代名詞は、かなり早くから開発されたでしょう。そしていったん使われるようになると、たちまち普及しただろう、と(拙稿の見解では)推測できる。しかし、この語法には欠陥があった。私、ここ、今、と言っているうちに、世界と私の関係に疑問が出てきてしまいます。

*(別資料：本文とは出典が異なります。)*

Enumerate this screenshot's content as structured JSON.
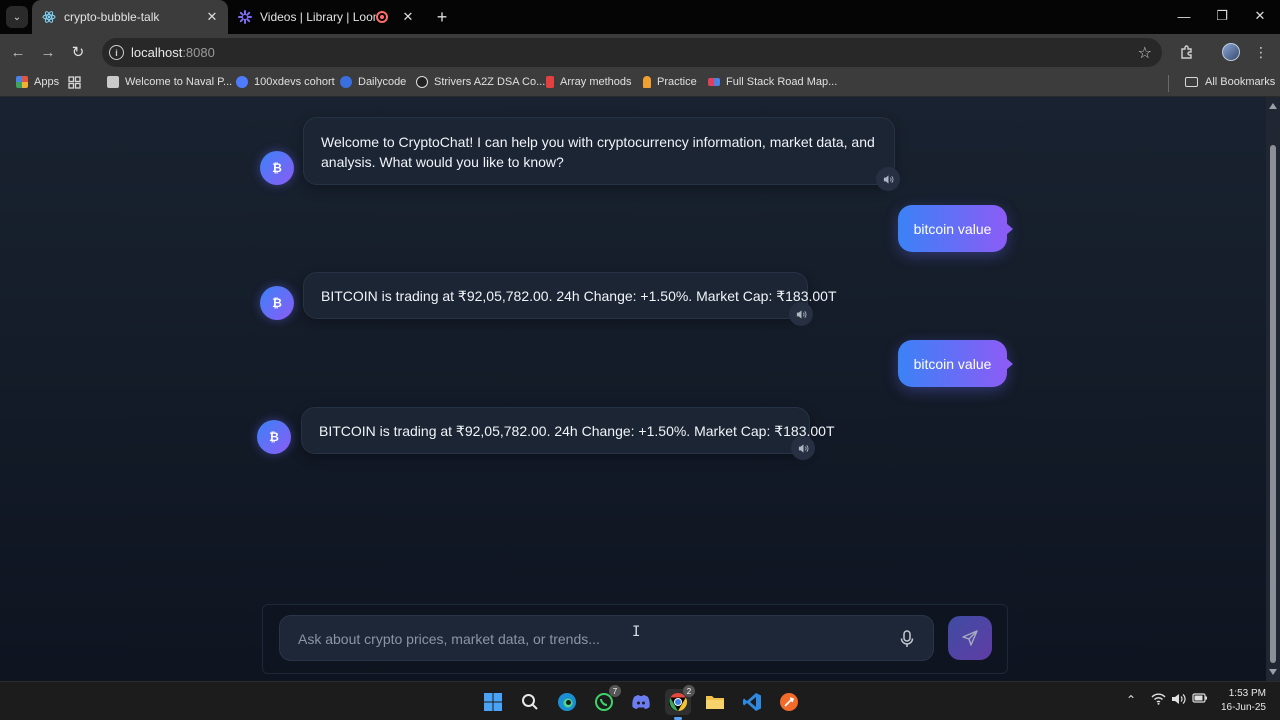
{
  "browser": {
    "tabs": [
      {
        "title": "crypto-bubble-talk",
        "favicon": "react-atom-icon",
        "active": true
      },
      {
        "title": "Videos | Library | Loom",
        "favicon": "loom-icon",
        "active": false
      }
    ],
    "address": {
      "host": "localhost",
      "port": ":8080"
    },
    "bookmarks": [
      {
        "label": "Apps",
        "icon": "apps-grid-icon",
        "color": "#e2553c"
      },
      {
        "label": "Welcome to Naval P...",
        "icon": "naval-icon",
        "color": "#c9c9c9"
      },
      {
        "label": "100xdevs cohort",
        "icon": "100x-icon",
        "color": "#4f7cff"
      },
      {
        "label": "Dailycode",
        "icon": "dailycode-icon",
        "color": "#3a6fe0"
      },
      {
        "label": "Strivers A2Z DSA Co...",
        "icon": "tuf-icon",
        "color": "#dddddd"
      },
      {
        "label": "Array methods",
        "icon": "array-icon",
        "color": "#e34040"
      },
      {
        "label": "Practice",
        "icon": "practice-icon",
        "color": "#f0a030"
      },
      {
        "label": "Full Stack Road Map...",
        "icon": "roadmap-icon",
        "color": "#e0405a"
      }
    ],
    "all_bookmarks_label": "All Bookmarks"
  },
  "chat": {
    "bot_avatar_glyph": "₿",
    "messages": [
      {
        "role": "bot",
        "text": "Welcome to CryptoChat! I can help you with cryptocurrency information, market data, and analysis. What would you like to know?"
      },
      {
        "role": "user",
        "text": "bitcoin value"
      },
      {
        "role": "bot",
        "text": "BITCOIN is trading at ₹92,05,782.00. 24h Change: +1.50%. Market Cap: ₹183.00T"
      },
      {
        "role": "user",
        "text": "bitcoin value"
      },
      {
        "role": "bot",
        "text": "BITCOIN is trading at ₹92,05,782.00. 24h Change: +1.50%. Market Cap: ₹183.00T"
      }
    ],
    "composer": {
      "placeholder": "Ask about crypto prices, market data, or trends..."
    },
    "colors": {
      "accent_start": "#3b82f6",
      "accent_end": "#8b5cf6",
      "bubble_bg": "#1b2534"
    }
  },
  "taskbar": {
    "apps": [
      "windows-start-icon",
      "search-icon",
      "edge-icon",
      "whatsapp-icon",
      "discord-icon",
      "chrome-icon",
      "file-explorer-icon",
      "vscode-icon",
      "postman-icon"
    ],
    "whatsapp_badge": "7",
    "chrome_badge": "2",
    "time": "1:53 PM",
    "date": "16-Jun-25"
  }
}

「私はここにいる」というセンテンスのように、人称代名詞一人称(私)、あるいは指示代名詞(ここ)が主語、述語の中心に使われる場合、種々の現実が入り乱れることで理論的な混乱や違和感を引き起こす。客観的空間表現と自己中心的空間表現が入り乱れる。私たちは「渋谷駅ハチ公前」と言ったり、「私の右のほう。そっちじゃない。あっちのほう」と言ったりする。それでも、私たち人間は、皆が同じように混乱したり勘違いしたりしても、うまく話をあわせてしまう能力を持っている。それで、ふつう会話は支障ないかのように続いていく。ただ、ときどき、哲学者など論理に敏感な人たちが現れて、論理的矛盾を指摘し、混乱を露呈させる。哲学者は、「あなたが言っている私は、私が言っている私ではなくて、私が言っているあなただから、私とは違う」などと言い出すわけです。

客観的世界の現実、あるいは自己中心的世界の現実。それら異なる仕組みで働く複数の現実を、私たちが違和感を持たずに単一のものとみなして言語で表現していくことは、哲学者たちが指摘するように、おかしいといえばおかしい。しかし実用的にはあまり困らない。むしろいろいろな場面で、いろいろな現実を適当に使いこなしていくことは(拙稿の見解では)、人間の生存繁殖に有利に働く。

猛獣に襲われたときなど緊急の反射運動を起こすには、現実2(自己中心的世界)を使うと便利。しかし、自己中心的観点だけでは、他人の動きの意味が分からないので社会行動がうまくできない。また、他人と自分の関係というものもないので、他人から見た自分の行動というものの評価や学習、記憶ができない。したがって、将来の自分という予想もできない。人間以外の非言語動物や、人間だと赤ちゃんの世界は、これですね。

ほかの霊長類に比べても、特に視力に優れていて手が器用な人類は、道具製作や、狩猟採集や戦争などの実務において物質操作を精密に実行するのに都合がよい身体をもっている。この視力や手指を使いこなすには現実1(客観的物質世界)を使うと便利です。また、仲間と運動を協調させて協力するには、自分の身体を客観的な物質とみなして、道具のように操作することができるとよい。そのためには自分の身体が客観的物質世界(現実1)の一部分であることを把握する必要がある。

さらに言葉を使って人々と付き合い、人間関係を操作していくには、人の心、つまり自他の内面を感知し操作することができる現実3が有利でしょう。結局、私たちは、現実1、現実2、あるいは現実3のどれをも使いこなす必要がある。

実際、実生活ではいろいろな場面が次々に来る。どの現実が本物か、などと考えずにうまく現実を使い分けていくほうが、生きやすいはずです。その場その場で便利な道具として、それぞれの現実を使ってやりすごせばよいわけです。それでは人間存在として矛盾している、現実が統一されてない、存在が確立していない、などと哲学者が文句を言っても、気にする必要はない。私たちが毎日使っている現実感覚、つまり複数の現実の使いまわし、が一番うまくいく。